Sixty years ago, in the early months of 1961, the British engineering firm Sir William Halcrow & Partners scrambled to solve a problem that they’d created. At Dubai’s harbor, their miscalculations had been tragically revealed during that year’s seasonal storms. Instead of keeping the waterway navigable, the firm’s design of training walls and dredging lanes left Dubai Creek choking on debris and earth. Flooding on both shores threatened lives and livelihood.[1]
In the aftermath, as workers scraped refuse out of Dubai Creek and families rebuilt the homes that had been washed away, one team of Halcrow engineers redrew plans for the harbor. It’s unclear how much coastal damage there was, but the engineers were quickly back on their feet. Better than just standing, they secured a new contract to draw up the corrections and expand the project’s scope. The new contract was worth nearly double the earlier, blundered one. There was also another Halcrow team at work. Far away from both London and Dubai, they were measuring Mediterranean waves and monitoring giant concrete structures at the port of Benghazi.

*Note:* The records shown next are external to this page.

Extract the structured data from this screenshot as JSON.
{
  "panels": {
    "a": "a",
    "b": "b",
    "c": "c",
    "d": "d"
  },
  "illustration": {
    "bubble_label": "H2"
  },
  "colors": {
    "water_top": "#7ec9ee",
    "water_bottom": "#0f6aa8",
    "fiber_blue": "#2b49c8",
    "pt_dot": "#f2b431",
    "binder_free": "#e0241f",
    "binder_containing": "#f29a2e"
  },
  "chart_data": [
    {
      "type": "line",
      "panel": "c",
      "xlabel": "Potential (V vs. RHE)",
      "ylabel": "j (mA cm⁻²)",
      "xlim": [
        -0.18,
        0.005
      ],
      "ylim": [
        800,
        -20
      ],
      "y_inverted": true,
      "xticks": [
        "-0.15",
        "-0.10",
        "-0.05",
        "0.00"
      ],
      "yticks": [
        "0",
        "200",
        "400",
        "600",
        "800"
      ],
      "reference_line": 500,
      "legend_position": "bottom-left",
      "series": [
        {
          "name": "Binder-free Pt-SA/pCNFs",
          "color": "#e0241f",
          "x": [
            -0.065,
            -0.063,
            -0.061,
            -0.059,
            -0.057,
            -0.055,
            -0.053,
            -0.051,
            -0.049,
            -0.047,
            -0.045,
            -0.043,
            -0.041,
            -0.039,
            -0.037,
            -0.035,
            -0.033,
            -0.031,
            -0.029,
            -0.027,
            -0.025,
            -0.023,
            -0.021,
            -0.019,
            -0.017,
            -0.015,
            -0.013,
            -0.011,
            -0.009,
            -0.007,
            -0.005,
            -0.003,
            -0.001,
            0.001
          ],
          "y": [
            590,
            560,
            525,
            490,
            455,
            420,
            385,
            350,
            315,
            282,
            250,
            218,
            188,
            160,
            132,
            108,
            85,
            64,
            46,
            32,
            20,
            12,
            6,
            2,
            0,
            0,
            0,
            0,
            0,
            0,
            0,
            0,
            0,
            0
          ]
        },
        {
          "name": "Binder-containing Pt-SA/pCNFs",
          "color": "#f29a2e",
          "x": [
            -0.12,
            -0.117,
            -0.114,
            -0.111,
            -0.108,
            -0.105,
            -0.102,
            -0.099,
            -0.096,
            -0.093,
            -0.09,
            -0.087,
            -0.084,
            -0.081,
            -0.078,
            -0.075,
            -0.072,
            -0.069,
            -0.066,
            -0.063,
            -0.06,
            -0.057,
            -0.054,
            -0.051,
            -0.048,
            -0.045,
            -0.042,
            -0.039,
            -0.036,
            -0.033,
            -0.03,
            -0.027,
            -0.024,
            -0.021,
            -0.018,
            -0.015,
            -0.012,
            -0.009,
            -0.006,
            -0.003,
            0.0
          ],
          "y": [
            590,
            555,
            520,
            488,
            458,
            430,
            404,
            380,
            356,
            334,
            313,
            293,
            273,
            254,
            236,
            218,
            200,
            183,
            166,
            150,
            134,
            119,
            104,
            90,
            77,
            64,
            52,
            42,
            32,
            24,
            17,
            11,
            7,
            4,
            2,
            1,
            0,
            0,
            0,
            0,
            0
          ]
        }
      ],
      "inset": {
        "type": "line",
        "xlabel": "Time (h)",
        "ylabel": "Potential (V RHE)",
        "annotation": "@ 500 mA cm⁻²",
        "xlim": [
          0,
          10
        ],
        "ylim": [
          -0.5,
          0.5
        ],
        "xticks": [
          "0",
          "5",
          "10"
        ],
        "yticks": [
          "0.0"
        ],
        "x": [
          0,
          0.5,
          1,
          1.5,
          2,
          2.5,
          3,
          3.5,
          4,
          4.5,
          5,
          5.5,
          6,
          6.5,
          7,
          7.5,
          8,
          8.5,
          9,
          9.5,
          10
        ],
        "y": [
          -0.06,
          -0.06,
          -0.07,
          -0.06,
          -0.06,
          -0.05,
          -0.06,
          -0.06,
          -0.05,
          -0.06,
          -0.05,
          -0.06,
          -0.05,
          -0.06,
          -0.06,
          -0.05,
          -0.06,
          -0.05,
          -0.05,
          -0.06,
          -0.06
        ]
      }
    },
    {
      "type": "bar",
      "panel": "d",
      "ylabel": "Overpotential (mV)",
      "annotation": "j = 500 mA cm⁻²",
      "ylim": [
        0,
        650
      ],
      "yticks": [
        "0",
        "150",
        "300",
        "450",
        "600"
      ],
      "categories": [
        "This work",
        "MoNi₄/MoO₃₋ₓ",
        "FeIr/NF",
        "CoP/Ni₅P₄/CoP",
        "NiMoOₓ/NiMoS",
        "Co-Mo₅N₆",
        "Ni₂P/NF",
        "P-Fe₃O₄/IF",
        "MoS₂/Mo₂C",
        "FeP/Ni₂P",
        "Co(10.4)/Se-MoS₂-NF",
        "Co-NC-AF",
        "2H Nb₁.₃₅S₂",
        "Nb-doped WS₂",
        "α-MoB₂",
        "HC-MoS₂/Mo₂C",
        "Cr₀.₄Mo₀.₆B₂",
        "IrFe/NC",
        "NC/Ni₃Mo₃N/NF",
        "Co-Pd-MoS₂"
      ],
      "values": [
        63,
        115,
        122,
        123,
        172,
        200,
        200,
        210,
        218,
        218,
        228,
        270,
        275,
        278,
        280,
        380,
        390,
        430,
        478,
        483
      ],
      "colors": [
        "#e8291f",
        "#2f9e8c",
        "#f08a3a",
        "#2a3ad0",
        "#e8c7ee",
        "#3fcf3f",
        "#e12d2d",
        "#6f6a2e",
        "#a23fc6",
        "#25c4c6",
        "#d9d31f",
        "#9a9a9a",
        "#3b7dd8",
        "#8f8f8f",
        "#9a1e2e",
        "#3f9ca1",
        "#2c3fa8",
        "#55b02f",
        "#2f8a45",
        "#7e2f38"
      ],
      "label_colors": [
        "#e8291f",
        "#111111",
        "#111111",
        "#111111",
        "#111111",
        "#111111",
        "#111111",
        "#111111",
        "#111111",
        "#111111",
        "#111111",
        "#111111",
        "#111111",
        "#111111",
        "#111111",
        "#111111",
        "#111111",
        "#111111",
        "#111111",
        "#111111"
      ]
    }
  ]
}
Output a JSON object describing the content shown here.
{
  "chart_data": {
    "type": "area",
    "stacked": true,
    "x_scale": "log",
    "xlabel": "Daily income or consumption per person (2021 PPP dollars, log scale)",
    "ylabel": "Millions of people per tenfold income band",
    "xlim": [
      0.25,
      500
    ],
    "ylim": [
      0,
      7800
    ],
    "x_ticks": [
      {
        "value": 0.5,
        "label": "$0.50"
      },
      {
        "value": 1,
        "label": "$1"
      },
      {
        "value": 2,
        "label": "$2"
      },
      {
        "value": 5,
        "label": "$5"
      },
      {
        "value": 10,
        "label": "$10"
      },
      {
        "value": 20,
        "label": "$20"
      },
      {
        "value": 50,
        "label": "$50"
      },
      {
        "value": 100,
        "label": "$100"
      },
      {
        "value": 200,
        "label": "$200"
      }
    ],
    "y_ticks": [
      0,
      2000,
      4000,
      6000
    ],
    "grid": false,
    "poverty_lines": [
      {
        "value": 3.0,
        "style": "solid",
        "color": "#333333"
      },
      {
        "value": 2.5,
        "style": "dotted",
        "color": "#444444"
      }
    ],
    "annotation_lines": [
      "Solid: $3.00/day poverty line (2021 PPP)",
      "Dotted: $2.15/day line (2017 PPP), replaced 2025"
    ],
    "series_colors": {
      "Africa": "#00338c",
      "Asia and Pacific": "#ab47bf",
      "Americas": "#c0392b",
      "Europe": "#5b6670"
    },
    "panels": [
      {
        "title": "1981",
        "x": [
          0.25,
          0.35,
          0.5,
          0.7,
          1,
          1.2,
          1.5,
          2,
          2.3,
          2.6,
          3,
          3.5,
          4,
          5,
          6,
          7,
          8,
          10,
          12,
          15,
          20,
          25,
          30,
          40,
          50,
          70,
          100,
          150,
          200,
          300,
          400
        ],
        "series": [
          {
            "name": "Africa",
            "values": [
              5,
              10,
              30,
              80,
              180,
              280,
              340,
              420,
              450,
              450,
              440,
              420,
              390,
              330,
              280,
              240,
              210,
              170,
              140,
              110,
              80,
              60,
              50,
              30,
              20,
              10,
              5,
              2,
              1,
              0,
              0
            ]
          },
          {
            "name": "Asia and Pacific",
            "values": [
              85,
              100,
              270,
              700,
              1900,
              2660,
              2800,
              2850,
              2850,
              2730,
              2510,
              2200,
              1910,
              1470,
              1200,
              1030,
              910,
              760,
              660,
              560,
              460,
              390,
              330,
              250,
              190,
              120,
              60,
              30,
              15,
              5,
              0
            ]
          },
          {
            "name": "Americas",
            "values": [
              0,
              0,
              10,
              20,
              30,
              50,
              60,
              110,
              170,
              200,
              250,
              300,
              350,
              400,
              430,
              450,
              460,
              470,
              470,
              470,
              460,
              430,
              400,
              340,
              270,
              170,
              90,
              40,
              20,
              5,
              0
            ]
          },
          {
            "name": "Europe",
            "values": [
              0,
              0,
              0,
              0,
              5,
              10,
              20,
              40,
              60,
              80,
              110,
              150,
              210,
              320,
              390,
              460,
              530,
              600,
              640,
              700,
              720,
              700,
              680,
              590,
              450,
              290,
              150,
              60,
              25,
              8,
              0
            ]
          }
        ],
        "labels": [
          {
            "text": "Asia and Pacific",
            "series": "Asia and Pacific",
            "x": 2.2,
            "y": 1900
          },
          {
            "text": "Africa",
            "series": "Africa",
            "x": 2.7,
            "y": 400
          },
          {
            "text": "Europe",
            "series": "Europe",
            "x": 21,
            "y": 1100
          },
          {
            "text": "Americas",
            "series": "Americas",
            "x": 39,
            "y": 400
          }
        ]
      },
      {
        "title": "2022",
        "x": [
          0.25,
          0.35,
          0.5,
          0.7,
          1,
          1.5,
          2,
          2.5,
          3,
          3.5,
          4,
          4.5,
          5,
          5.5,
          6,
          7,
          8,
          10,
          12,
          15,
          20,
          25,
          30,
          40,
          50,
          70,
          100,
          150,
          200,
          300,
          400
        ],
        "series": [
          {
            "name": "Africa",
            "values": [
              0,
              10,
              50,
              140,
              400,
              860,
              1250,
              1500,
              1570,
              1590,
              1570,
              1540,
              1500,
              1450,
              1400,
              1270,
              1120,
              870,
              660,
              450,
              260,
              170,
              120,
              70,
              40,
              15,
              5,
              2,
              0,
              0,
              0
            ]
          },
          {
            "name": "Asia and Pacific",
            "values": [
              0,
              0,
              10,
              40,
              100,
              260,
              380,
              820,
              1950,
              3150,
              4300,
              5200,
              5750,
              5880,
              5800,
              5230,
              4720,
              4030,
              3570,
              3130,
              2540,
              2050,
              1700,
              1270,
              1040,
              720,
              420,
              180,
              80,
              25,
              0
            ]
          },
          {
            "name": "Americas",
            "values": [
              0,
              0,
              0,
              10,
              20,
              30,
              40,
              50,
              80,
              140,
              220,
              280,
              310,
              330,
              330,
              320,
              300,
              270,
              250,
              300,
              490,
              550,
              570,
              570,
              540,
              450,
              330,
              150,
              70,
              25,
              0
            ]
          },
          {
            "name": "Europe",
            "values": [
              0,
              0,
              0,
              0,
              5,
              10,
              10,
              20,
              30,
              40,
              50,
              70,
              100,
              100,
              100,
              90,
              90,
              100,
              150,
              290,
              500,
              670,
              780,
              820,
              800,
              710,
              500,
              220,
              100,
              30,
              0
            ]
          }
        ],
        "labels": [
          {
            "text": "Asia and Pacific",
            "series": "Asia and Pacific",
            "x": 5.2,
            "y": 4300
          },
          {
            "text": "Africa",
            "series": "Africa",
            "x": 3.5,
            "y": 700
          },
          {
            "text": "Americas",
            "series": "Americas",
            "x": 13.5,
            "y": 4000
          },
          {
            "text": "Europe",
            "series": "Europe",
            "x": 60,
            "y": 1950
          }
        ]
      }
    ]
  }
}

Twenty years earlier, in 1941, British forces had bombed Benghazi’s port; now British engineers possessed contracts to rebuild it. Benghazi was the co-capital of the recently independent Kingdom of Libya, which, thanks to fresh petroleum exports, was “on the cusp of a vertiginous path of development.” International banks were very interested. British and US militaries sent troops there. By 1961, Libya was the US government’s largest per capital recipient of development aid, at well over $100 million.[2] Halcrow’s role in these ambitions was small but logical, a strategic response to the West’s whirlpooling focus on the new state’s petroleum reserves. Being in Libya was part of Halcrow’s cast net over a changing global landscape, to search where even small projects could bear long-lasting relations in the future. Consultants “take their profit only once” from any given project, according to a promotional film, but “what endures is the experience.” Experience leads to more and larger projects, at least that’s the hope.